En política el secreto adquiere una dimensión especial, porque saber guardarlo equivale a tener más posibilidades de medrar dentro del propio partido. Es un error comúnmente aceptado creer que las personas que ascienden en política lo hacen por sus buenas dotes de comunicación. Al contrario. No ascienden por lo que saben decir, sino por lo que saben callar. Es de sobra conocido que en España el político que sabe guardar en secreto un delito, está preparado para llegar a Presidente del Gobierno. Se me ocurren dos excepciones en la historia de la democracia. Y de una de ellas no estoy seguro.

Estos días el mundo se revuelve ante un fenómeno que supera las entendederas de la mayoría de la opinión pública. Wikileaks. Estarán hartos de oírlo. ¿Y qué es? ¿Qué importancia tiene? ¿Cómo consiguen permanentemente hacernos ver el mensaje y olvidar el resto del proceso? Da igual. Wikileaks, que significa “filtraciones rápidas”, tiene dos problemas. El primero es que se les acusa de delincuentes, por mucho que se entretengan en manchar el nombre de la libertad de prensa, como si ese vertedero de documentos intrascendentes tuviera algo que ver con el periodismo de investigación. Y el segundo, que es más grave, es que es irrelevante.
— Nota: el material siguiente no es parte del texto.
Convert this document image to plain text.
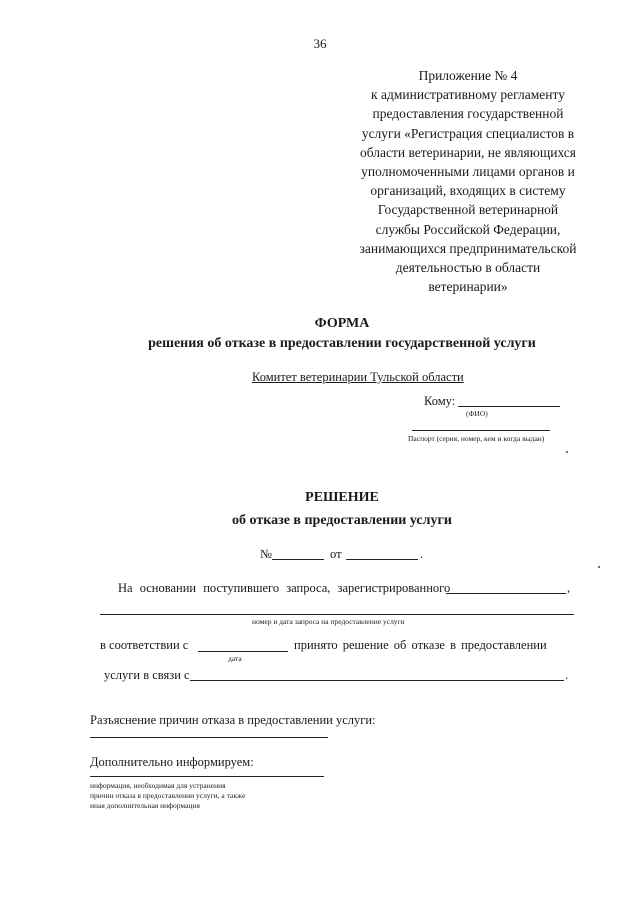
36
Приложение № 4
к административному регламенту
предоставления государственной
услуги «Регистрация специалистов в
области ветеринарии, не являющихся
уполномоченными лицами органов и
организаций, входящих в систему
Государственной ветеринарной
службы Российской Федерации,
занимающихся предпринимательской
деятельностью в области
ветеринарии»
ФОРМА
решения об отказе в предоставлении государственной услуги
Комитет ветеринарии Тульской области
Кому:
(ФИО)
Паспорт (серия, номер, кем и когда выдан)
РЕШЕНИЕ
об отказе в предоставлении услуги
№	от	.
На основании поступившего запроса, зарегистрированного	,
номер и дата запроса на предоставление услуги
в соответствии с	принято решение об отказе в предоставлении
дата
услуги в связи с	.
Разъяснение причин отказа в предоставлении услуги:
Дополнительно информируем:
информация, необходимая для устранения
причин отказа в предоставлении услуги, а также
иная дополнительная информация
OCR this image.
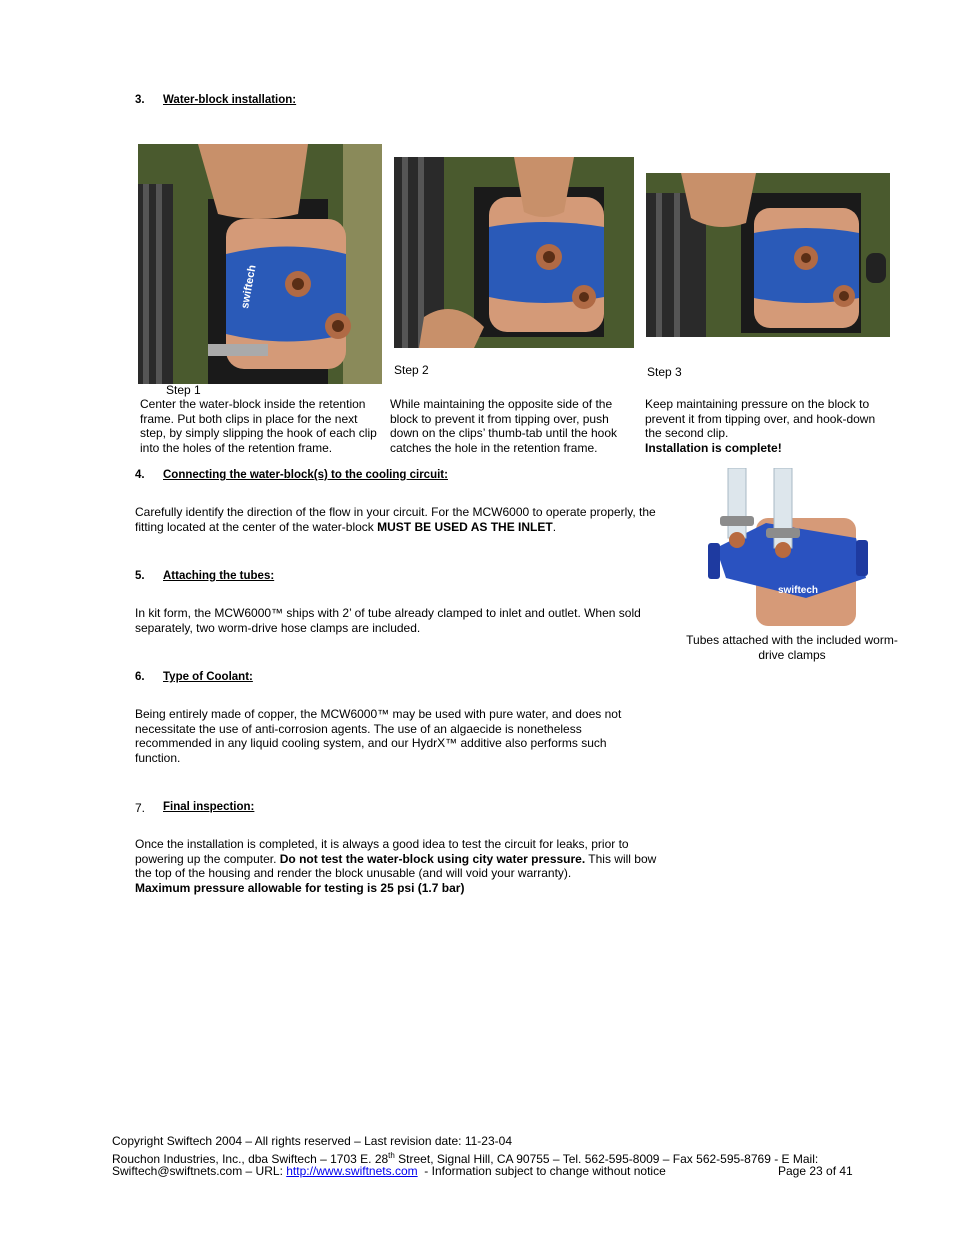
3. Water-block installation:
swiftech
Step 1
Center the water-block inside the retention frame. Put both clips in place for the next step, by simply slipping the hook of each clip into the holes of the retention frame.
Step 2
While maintaining the opposite side of the block to prevent it from tipping over, push down on the clips’ thumb-tab until the hook catches the hole in the retention frame.
Step 3
Keep maintaining pressure on the block to prevent it from tipping over, and hook-down the second clip.
Installation is complete!
4. Connecting the water-block(s) to the cooling circuit:
Carefully identify the direction of the flow in your circuit. For the MCW6000 to operate properly, the fitting located at the center of the water-block MUST BE USED AS THE INLET.
swiftech
Tubes attached with the included worm-drive clamps
5. Attaching the tubes:
In kit form, the MCW6000™ ships with 2’ of tube already clamped to inlet and outlet. When sold separately, two worm-drive hose clamps are included.
6. Type of Coolant:
Being entirely made of copper, the MCW6000™ may be used with pure water, and does not necessitate the use of anti-corrosion agents. The use of an algaecide is nonetheless recommended in any liquid cooling system, and our HydrX™ additive also performs such function.
7. Final inspection:
Once the installation is completed, it is always a good idea to test the circuit for leaks, prior to powering up the computer. Do not test the water-block using city water pressure. This will bow the top of the housing and render the block unusable (and will void your warranty).
Maximum pressure allowable for testing is 25 psi (1.7 bar)
Copyright Swiftech 2004 – All rights reserved – Last revision date: 11-23-04
Rouchon Industries, Inc., dba Swiftech – 1703 E. 28th Street, Signal Hill, CA 90755 – Tel. 562-595-8009 – Fax 562-595-8769 - E Mail:
Swiftech@swiftnets.com – URL: http://www.swiftnets.com  - Information subject to change without notice	Page 23 of 41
Las filtraciones son rápidas, sí, pero circunstanciales. Después de leer treinta y pico documentos en la famosa web, puedo afirmar sin miedo a equivocarme que son más interesantes las filtraciones del grifo de mi cuarto de baño que estos informes. Los comentarios ociosos de una serie de sujetos casi aleatorios sobre gobernantes y políticas diversas, contemplados con cierta distancia, parecen un mal chiste. Yo mismo en un rato distendido en la barra de algún tugurio, puedo proferir bobadas mucho más interesantes e ingeniosas sobre Zapatero, Aznar y Fidel Castro, sin necesidad de trabajar para la diplomacia norteamericana.

Como estamos viendo. Al final del camino, el secreto o se sabe o no tiene importancia. Y esto mismo ocurre con Wikileaks. Llevamos varios meses de anunciadísimas revelaciones y hasta ahora todo lo que sabemos es eso: que el jefe padece de hemorroides. Pues muy bien. Viva Wikileaks. Visto y leído. Y ahora tráiganme un buen periódico y otro cafelito.